The convergence of iterative methods depends on the spectral properties of the system matrix $A$. If $A$ is poorly conditioned, then method will take longer to converge. The condition number for any matrix $A$ is defined as:

$$ \begin{align} \kappa(A) &= ||A|| \\ ||A^{-1}|| &= \frac{\sigma_{max}(A)}{\sigma_{min}(A)} \end{align} $$

Therefore, $\kappa(A) \geq 1$ where $\kappa(A) = 1$ is the best conditioning. To precondition CG, we want to find a matrix $M$ s.t. $M^{-1} A \approx 1$ or at least $\kappa(M^{-1} A) < \kappa(A)$.

Designing $M$ depends on $A$. If $A$ is diagonal or diagonally dominant, then a simple Jacobi preconditioner typically suffices. A more robust method is using incomplete Cholesky factorization to tractably design a matrix from lower trianglular matrices that improves the problem’s conditioning or using Chebyshev polynomials.

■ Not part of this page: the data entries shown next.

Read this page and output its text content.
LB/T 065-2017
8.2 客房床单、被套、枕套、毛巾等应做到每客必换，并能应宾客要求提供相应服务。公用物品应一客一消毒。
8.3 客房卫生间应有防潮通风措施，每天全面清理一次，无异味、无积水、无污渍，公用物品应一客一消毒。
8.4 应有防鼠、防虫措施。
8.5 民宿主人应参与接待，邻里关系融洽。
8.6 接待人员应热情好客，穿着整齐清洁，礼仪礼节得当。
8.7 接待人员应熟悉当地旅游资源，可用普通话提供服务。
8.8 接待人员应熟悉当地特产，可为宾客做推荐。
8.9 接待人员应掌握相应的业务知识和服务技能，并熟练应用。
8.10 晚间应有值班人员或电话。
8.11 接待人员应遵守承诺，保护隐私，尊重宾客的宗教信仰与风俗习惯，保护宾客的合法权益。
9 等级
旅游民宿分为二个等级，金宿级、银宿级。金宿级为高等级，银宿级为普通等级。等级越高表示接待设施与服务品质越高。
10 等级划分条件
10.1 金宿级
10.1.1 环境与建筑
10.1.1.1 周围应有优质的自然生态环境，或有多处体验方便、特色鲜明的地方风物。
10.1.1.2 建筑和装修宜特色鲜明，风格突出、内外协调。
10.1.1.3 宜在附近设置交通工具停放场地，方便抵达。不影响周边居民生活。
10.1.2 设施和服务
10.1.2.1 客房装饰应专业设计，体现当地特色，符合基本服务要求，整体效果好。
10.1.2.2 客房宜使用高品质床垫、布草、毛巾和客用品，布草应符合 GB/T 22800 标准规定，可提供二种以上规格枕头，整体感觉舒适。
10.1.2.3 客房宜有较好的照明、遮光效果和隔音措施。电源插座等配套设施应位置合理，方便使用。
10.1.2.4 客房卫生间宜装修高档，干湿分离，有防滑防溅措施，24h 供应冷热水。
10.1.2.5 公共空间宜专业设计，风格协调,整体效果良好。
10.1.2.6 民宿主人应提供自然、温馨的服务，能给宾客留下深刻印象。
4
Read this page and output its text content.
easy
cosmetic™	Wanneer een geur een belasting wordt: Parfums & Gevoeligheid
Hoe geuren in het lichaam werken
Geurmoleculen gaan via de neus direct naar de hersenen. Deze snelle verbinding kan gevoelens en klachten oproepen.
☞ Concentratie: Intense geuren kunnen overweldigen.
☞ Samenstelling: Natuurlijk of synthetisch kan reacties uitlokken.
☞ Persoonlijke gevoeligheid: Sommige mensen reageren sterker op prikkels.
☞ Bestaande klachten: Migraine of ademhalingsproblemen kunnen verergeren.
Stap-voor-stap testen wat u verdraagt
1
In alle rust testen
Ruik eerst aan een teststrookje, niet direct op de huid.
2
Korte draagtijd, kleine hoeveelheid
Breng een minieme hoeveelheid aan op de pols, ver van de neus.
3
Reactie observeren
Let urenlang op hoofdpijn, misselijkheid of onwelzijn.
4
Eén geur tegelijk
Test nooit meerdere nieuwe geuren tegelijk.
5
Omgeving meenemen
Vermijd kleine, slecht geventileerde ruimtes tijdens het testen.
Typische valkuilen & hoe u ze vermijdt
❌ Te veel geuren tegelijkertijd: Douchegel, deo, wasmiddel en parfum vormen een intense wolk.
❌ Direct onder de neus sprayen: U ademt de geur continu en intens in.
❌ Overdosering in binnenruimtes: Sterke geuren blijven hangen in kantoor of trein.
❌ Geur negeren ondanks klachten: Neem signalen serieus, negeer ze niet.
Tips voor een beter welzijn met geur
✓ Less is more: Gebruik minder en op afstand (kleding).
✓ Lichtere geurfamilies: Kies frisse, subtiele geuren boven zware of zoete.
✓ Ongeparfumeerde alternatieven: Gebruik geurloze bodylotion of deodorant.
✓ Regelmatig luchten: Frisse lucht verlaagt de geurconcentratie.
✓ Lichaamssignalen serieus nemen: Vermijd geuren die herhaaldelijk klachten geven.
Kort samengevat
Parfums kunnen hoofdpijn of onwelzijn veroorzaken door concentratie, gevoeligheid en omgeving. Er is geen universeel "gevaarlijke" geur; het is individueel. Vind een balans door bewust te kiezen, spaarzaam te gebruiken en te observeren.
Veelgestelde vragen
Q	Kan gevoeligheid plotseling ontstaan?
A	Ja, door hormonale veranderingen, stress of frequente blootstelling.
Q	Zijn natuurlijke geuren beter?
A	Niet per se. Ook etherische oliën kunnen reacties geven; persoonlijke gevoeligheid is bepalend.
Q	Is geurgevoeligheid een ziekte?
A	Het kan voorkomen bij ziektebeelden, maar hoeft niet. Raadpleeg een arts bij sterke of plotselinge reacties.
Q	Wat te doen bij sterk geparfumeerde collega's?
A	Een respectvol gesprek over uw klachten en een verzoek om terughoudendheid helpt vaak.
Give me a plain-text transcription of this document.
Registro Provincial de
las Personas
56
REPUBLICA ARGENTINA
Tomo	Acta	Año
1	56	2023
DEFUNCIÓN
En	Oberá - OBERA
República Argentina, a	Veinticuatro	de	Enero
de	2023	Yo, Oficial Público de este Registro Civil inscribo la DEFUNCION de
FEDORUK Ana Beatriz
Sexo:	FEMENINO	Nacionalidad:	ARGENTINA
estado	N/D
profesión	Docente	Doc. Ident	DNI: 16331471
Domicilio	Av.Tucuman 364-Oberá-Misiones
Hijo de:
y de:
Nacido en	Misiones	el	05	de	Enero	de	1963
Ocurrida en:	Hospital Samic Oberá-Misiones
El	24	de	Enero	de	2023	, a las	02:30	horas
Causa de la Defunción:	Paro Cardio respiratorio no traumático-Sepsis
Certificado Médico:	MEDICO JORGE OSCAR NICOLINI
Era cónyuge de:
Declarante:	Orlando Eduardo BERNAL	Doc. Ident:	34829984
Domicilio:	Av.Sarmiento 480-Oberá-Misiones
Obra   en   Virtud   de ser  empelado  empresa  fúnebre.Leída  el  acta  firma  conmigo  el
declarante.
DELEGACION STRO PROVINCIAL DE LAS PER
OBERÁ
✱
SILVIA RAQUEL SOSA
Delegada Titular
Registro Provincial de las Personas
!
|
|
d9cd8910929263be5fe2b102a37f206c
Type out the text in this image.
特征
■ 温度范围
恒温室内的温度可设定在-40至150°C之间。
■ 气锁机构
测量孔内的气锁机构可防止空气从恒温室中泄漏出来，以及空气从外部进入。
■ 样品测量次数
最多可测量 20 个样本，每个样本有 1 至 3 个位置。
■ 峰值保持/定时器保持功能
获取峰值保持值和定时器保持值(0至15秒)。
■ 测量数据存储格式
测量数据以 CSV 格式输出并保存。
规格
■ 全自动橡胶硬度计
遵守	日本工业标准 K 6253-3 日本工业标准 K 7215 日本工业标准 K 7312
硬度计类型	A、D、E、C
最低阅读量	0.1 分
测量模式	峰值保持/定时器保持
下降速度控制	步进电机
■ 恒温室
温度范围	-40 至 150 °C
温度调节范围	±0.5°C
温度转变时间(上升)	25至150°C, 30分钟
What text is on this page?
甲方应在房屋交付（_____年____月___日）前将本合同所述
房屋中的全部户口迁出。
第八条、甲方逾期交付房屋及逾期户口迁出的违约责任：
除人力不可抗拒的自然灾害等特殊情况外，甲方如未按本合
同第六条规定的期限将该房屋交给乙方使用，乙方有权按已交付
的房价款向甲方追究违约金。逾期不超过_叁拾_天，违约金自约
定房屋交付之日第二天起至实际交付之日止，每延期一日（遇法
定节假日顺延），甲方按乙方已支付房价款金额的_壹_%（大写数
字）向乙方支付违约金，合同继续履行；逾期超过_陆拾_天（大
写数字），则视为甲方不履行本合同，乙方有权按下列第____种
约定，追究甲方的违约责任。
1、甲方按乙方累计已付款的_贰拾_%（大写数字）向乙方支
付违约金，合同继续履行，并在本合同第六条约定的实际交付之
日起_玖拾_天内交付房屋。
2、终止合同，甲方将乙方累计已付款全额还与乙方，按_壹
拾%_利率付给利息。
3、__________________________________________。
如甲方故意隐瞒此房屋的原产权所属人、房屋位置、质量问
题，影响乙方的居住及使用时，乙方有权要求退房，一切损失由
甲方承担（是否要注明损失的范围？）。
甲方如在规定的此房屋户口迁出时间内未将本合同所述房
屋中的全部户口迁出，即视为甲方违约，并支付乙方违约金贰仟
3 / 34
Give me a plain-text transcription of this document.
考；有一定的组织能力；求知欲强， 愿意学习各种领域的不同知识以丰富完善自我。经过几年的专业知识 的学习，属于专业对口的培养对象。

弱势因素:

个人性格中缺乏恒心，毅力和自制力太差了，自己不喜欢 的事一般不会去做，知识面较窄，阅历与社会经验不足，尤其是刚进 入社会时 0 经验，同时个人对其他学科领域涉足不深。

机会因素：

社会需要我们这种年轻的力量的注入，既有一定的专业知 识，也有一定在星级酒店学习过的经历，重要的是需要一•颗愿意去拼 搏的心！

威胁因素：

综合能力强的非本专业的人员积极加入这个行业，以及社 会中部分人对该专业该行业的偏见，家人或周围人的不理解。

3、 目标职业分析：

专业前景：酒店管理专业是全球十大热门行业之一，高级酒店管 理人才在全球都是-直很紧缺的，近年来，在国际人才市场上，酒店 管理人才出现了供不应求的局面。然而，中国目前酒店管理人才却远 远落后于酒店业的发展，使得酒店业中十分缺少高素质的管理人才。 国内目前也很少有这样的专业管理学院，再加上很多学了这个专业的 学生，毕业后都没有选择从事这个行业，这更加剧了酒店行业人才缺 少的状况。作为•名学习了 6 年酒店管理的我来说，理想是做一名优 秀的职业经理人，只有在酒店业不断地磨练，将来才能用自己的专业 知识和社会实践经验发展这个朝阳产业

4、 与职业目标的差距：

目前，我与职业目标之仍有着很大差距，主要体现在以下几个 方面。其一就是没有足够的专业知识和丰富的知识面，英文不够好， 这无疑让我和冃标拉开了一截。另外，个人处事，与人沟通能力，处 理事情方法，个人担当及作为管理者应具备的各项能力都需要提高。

With the preconditioner, we want to solve the equivalent system:

$$ \hat{A} \hat{x} = \hat{b} \text{ where } M=LL^T, \hat{A} = L^{-1} A L^{-T}, \hat{x} = L^T x, \hat{b} = L^{-1} b $$

This results in an extra step of finding $z_k$ s.t. $M z_k = r_k$, which adjusts the updates:

$$ \begin{align} \alpha_k &= \frac{r_k^T z_k}{p_k^T A p_k} \\ p_{k+1} &= r_k + \frac{r_{k+1}^T z_{k+1}}{r_k^T z_k} p_k \end{align} $$

Here are some good notes on preconditioning CG.

convergence of vanilla conjugate gradient vs preconditioned conjugate gradient
Figure 3. Convergence of vanilla conjugate gradient vs preconditioned conjugate gradient. Preconditioning leads to iterates that are closer to the solution. For high-dimensional problems where $n$ is very large, preconditioning is necessary to approximate a close-enough solution in a reasonable amount of time.